Erdogan cancelled a foreign trip had been about to start and convened an emergency meeting with the interior and defence ministers, along with intelligence chiefs and top generals. The foreign minister also cancelled a planned visit abroad.
Security officials in the region told Reuters that Turkish troops had killed 15 Kurdish militants in subsequent clashes. Cobra helicopter gunships struck some targets in the area, and there were some 500 troops on Iraqi soil, some of them ferried in by air.

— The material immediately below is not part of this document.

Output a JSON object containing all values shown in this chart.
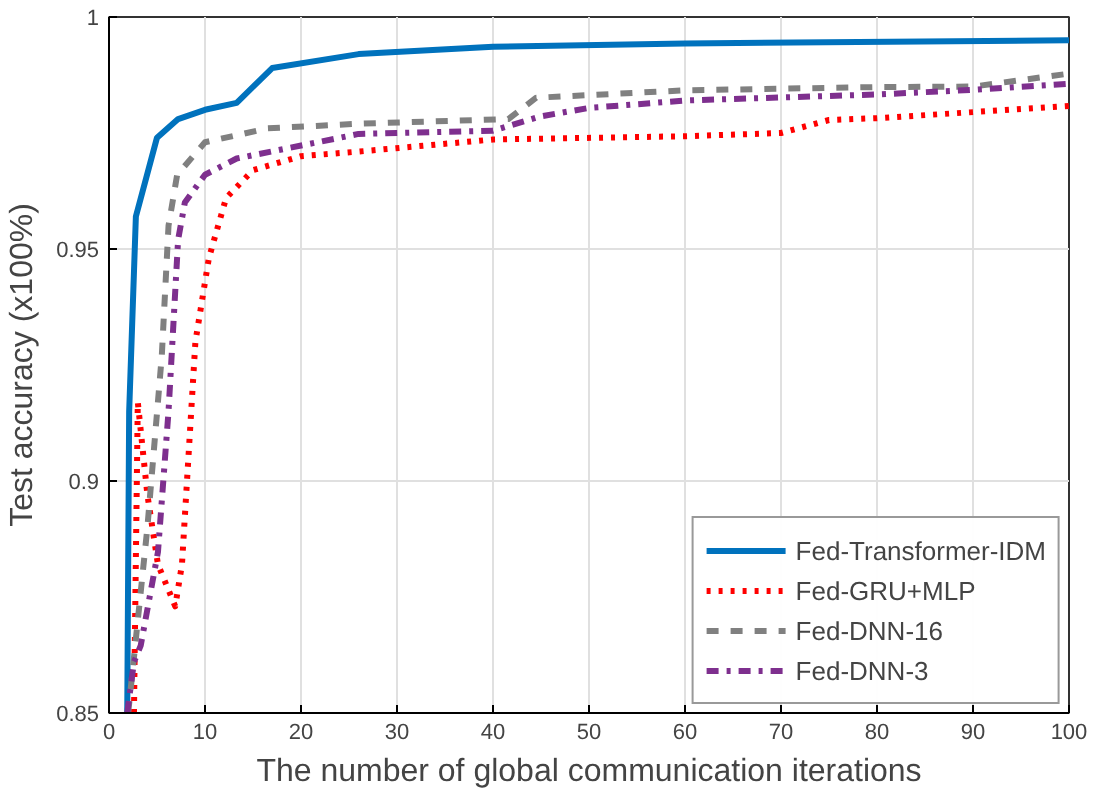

The attack and Turkey's response could increase regional instability at a time when U.S. troops in Iraq are due to pull out by the end of this year and amid mounting violence in Syria, where President Bashar al-Assad has launched a crackdown on protesters challenging his rule.

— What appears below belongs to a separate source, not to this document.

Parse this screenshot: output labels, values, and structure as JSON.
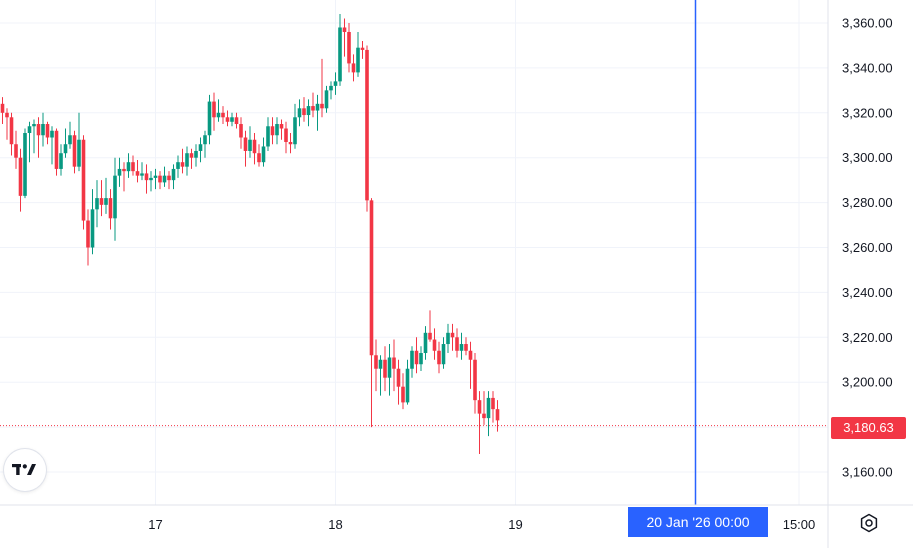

Tensions between Turkey and Iran also are on the rise over Turkey's decision to house a NATO anti-missile radar.
Ethnic Kurds live in an area that sprawls across the borders of Iran, Iraq, Turkey and Syria.
Turkey, which has frequently accused Iraq of not doing enough to crack down on PKK bases, has launched air and ground operations across the border several times in the past.
The last major land incursion was in 2008, when it sent in 10,000 troops backed by air power. But speculation had been rife that a new cross-border offensive was on the cards.
Kurdish rebels seeking an independent Kurdish homeland took up arms against the Turkish state in 1984 and more than 40,000 people have died in the conflict.
Considered a terrorist group by Turkey, the United States and the European Union, the PKK has since modified its demands to greater autonomy and more rights for Kurds, who account for up to 15 million of Turkey's 74 million people.
The attacks came after the jailed leader of the PKK, Abdullah Ocalan, had said that a resumption of peace talks depended on Turkey's attitude. Ocalan sent a message though his brother after a meeting in his cell on a prison island south of Istanbul, the PKK said in a statement on Tuesday.
"At this stage, the key is in the hands of state authorities, not ours. Negotiations will continue and everything could change in the coming process if they open the door," Ocalan said in his first message in months.
Erdogan's AK Party government has passed cultural and political reforms favouring ethnic Kurds and aimed at ending a violence fed by Kurdish grievances. Breaking a long-held taboo, Erdogan's government also held secret talks with Ocalan.
But following escalating violence in which PKK rebels have killed more than 50 Turkish security personnel since July, the government has taken a harder line.
In the past week, Turkish media have carried reports that Iran had captured the second in command of the PKK, Murat Karayilan, only to release him after Turkish airstrikes on the base where the militant commander had been operating from.
Iran has also been battling Kurdish militants on its border with Iraq, and Kurds in Syria, which had harboured Ocalan until 1998 when Turkey threatened Damascus with war, hold long-standing grievances against Assad.